Dig deeper: Influencer marketing: The bridge between B2B brands and genuine connections

Stagwell adds LEADERS and InfluencerMarketing.AI

Stagwell’s acquisition of LEADERS and IMAI is aimed at increasing the capabilities Stagwell provides marketers through its Stagwell Marketing Cloud. By integrating influencer marketing into its platform, which already includes tools for PR and media, it’s putting influencer tactics at the fingertips of its users.

IMAI also relies on AI, which it says helps connect marketers and creators worldwide. Notable users of the SaaS platform on the brand side include Coca-Cola, Estée Lauder and Superdry. 

Why we care: Influencer marketing is now big business. According to Publicis, influencer marketing is the fastest-growing segment of social media marketing. By next year, Publicis expects $186 billion will be spent on social media marketing. If that happens, it will mark the first time social media surpasses global linear TV ad spend. 

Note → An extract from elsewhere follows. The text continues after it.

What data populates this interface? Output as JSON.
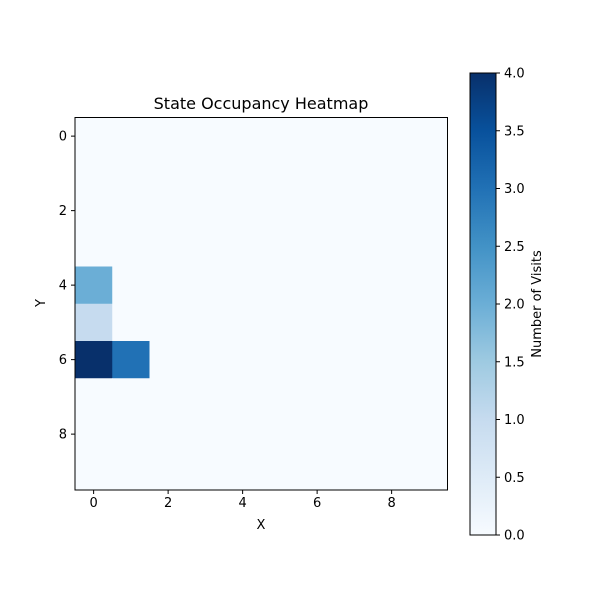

Social and influencer spending can’t reach such lofty heights if marketers can’t scale their efforts. Finding and engaging with creators and then agreeing on terms takes time. Influencer marketing platforms are the shortcut that makes it faster to find creators and then plan, launch and monitor campaigns.

Influential and IMAI aren’t the first influencer platforms to be acquired. In 2023, Meltwater acquired Klear and Triller acquired Julius. MarkNtel Advisors values the global influencer marketing platform market at $14.1 billion in 2024 and expects it to grow at a compound annual growth rate of 38% from 2024 to 2030.